Friday, October 06, 2006

The Stone-Campbell Encyclopedia

The latest issue of Restoration Quarterly (Volume 48, number 3) includes a review of the Encyclopedia of the Stone-Campbell Movement, edited by Douglas A. Foster, Paul M. Blowers, Anthony L. Dunnavant, and D. Newell Williams, and published by Eerdmans in 2004.

One of the things that makes this review interesting to me is that it’s written by a non-Campbellite historian, James D. Bratt, who teaches at Calvin College. It’s not that often that you get to hear how others see you and your family. Not only that, the review is wise and well-written, a fair and candid assessment of what used to be called the American Restoration Movement, and this new encyclopedia about it. For a taste, here’s the opening paragraph:

“This is a monument to a movement. As a monument, it tells of persons great and small, the beliefs that animated them, the organizations they formed, the works they accomplished. It is also a monument in the other sense of the term, orienting the traveler to a landscape that, beneath its surface simplicity, hides no end of twisting paths. The movement it memorializes aimed to be the final and definitive reformation of the Christian church, clearing out the thick underbrush of creeds that had accumulated over eighteen hundred years of history with the blade of the Bible plainly read and rationally understood under the fair sun of American liberty. That, the movement’s prophets hoped, would open the door to the one house of Christian unity.”

Nice, huh? Anyway, reading the review sent me back to my copy of the Encyclopedia. I had spent a lot of time looking through it when it first arrived last year. But since then, I’ve busied myself with a million other things and had almost forgotten it.
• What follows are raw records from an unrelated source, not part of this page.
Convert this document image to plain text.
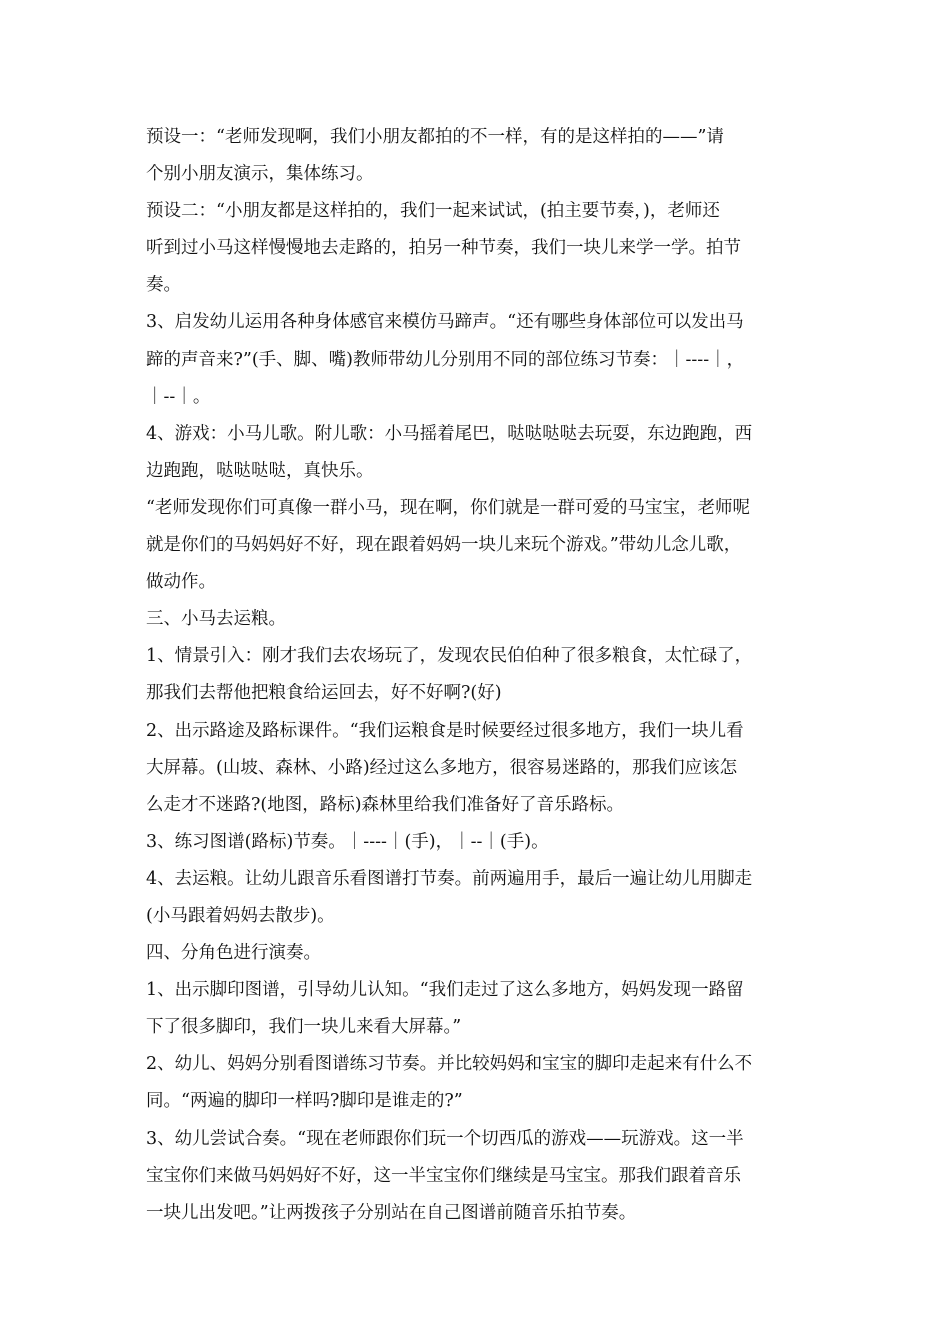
预设一：“老师发现啊，我们小朋友都拍的不一样，有的是这样拍的——”请
个别小朋友演示，集体练习。
预设二：“小朋友都是这样拍的，我们一起来试试，(拍主要节奏，)，老师还
听到过小马这样慢慢地去走路的，拍另一种节奏，我们一块儿来学一学。拍节
奏。
3、启发幼儿运用各种身体感官来模仿马蹄声。“还有哪些身体部位可以发出马
蹄的声音来?”(手、脚、嘴)教师带幼儿分别用不同的部位练习节奏：｜----｜，
｜--｜。
4、游戏：小马儿歌。附儿歌：小马摇着尾巴，哒哒哒哒去玩耍，东边跑跑，西
边跑跑，哒哒哒哒，真快乐。
“老师发现你们可真像一群小马，现在啊，你们就是一群可爱的马宝宝，老师呢
就是你们的马妈妈好不好，现在跟着妈妈一块儿来玩个游戏。”带幼儿念儿歌，
做动作。
三、小马去运粮。
1、情景引入：刚才我们去农场玩了，发现农民伯伯种了很多粮食，太忙碌了，
那我们去帮他把粮食给运回去，好不好啊?(好)
2、出示路途及路标课件。“我们运粮食是时候要经过很多地方，我们一块儿看
大屏幕。(山坡、森林、小路)经过这么多地方，很容易迷路的，那我们应该怎
么走才不迷路?(地图，路标)森林里给我们准备好了音乐路标。
3、练习图谱(路标)节奏。｜----｜(手)，｜--｜(手)。
4、去运粮。让幼儿跟音乐看图谱打节奏。前两遍用手，最后一遍让幼儿用脚走
(小马跟着妈妈去散步)。
四、分角色进行演奏。
1、出示脚印图谱，引导幼儿认知。“我们走过了这么多地方，妈妈发现一路留
下了很多脚印，我们一块儿来看大屏幕。”
2、幼儿、妈妈分别看图谱练习节奏。并比较妈妈和宝宝的脚印走起来有什么不
同。“两遍的脚印一样吗?脚印是谁走的?”
3、幼儿尝试合奏。“现在老师跟你们玩一个切西瓜的游戏——玩游戏。这一半
宝宝你们来做马妈妈好不好，这一半宝宝你们继续是马宝宝。那我们跟着音乐
一块儿出发吧。”让两拨孩子分别站在自己图谱前随音乐拍节奏。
Thumbing through it again made me want to read it from beginning to end. (Yeah, I guess Michele is right. I really am one of those geeky people who would enjoy reading an encyclopedia). But this one really is a fine piece of work and belongs in the library of any student of American religious history. Which is not to say that it’s perfect. In fact, there are a couple of omissions that I want to mention next time.

1 comment:

preacherman said...

Very intersting that they had a non-Campbellite write the book is amazing. Wow. Crazy.